Codex - REVIEW THIS STORY

Written by HF
Last updated: 09/18/2008 08:14:19 PM

Chapter 3

...hot, hot even though your soul freezes like the middle of winter, hot and close and thick with sewage and the stench of human waste how it oozes and grips like a fist around your ankles holdin’ you back so you can’t run an’ your chest heaves so bad it’s gonna burst ’cause your lungs are gonna go right through your ribs or maybe it’s the bony spikes stickin’ up from this lil’ girl’s chest thatr’re gonna go right t’rough your skin like they’s knives like de kind you c’n feel stabbin’ inta your side ’cause no body (even your body) c’n take shit like dis an’ keep goin’...
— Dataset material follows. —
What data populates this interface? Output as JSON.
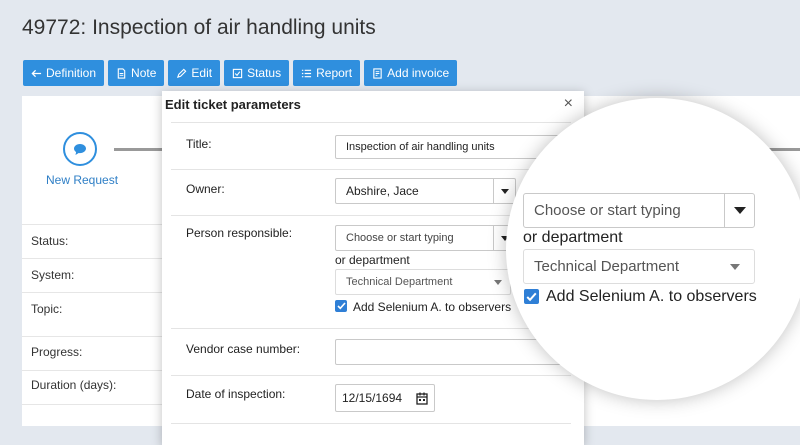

...but you are running as fast as you can and going nowhere as fast as you can and maybe if you run just a little bit faster you will be going somewhere and maybe you’ll be running away from what you saw down that stretch of tunnel and away from the smell of your own blood pumping out over your shirt and away from the sobbing of the little girl in your arms and away from your conscience REMY LEBEAU

But look at that tunnel up ahead of you, *Remy* look hard at it because it looks just like the tunnel you took to find those poor deformed people and the tunnel down which you took that beautifully efficient squad of hired killers and the tunnel you turned into a slaughterhouse and it will be the tunnel down which you will run for the rest of your life while you hold that child to your chest like she’s your last hope for salvation and not the reverse for you are her salvation Remy however much she does not deserve it but God always looks out for children and madmen and maybe God will be on the lookout for YOU one day Remy but until then you’ll just have to keep running and running down this tunnel with Creed and Scalphunter and the others behind you and your destiny before you and you’ll always be running towards this and away from it, towards and away, to and from, and there will never be any end to the circle Remy because circles don’t have ends do they?

DO THEY, REMY?

... hot, hot even though your soul freezes like the middle of winter, hot and close and thick with sewage and the stench of human waste how it oozes and grips like a fist around your-

A tunnel. He stared down it wildly, jerked, twisted, wondered why he couldn’t move. His mind blanked of everything except escape, he felt that flare deep in his gut, that burning rush along his veins and bones and tendons that meant the unleashing of his power-

"Hey, hey! Godalmightydamn, boy!" An elbow encased in cheap polyester jabbed into his side and the scent of cheap cologne and old sweat drifted through the air. "What the *hell* kind of a dream are you havin’?" Watery blue eyes glared at him from their cushion atop puffy cheeks. "Dinner wasn’t that bad, was it?"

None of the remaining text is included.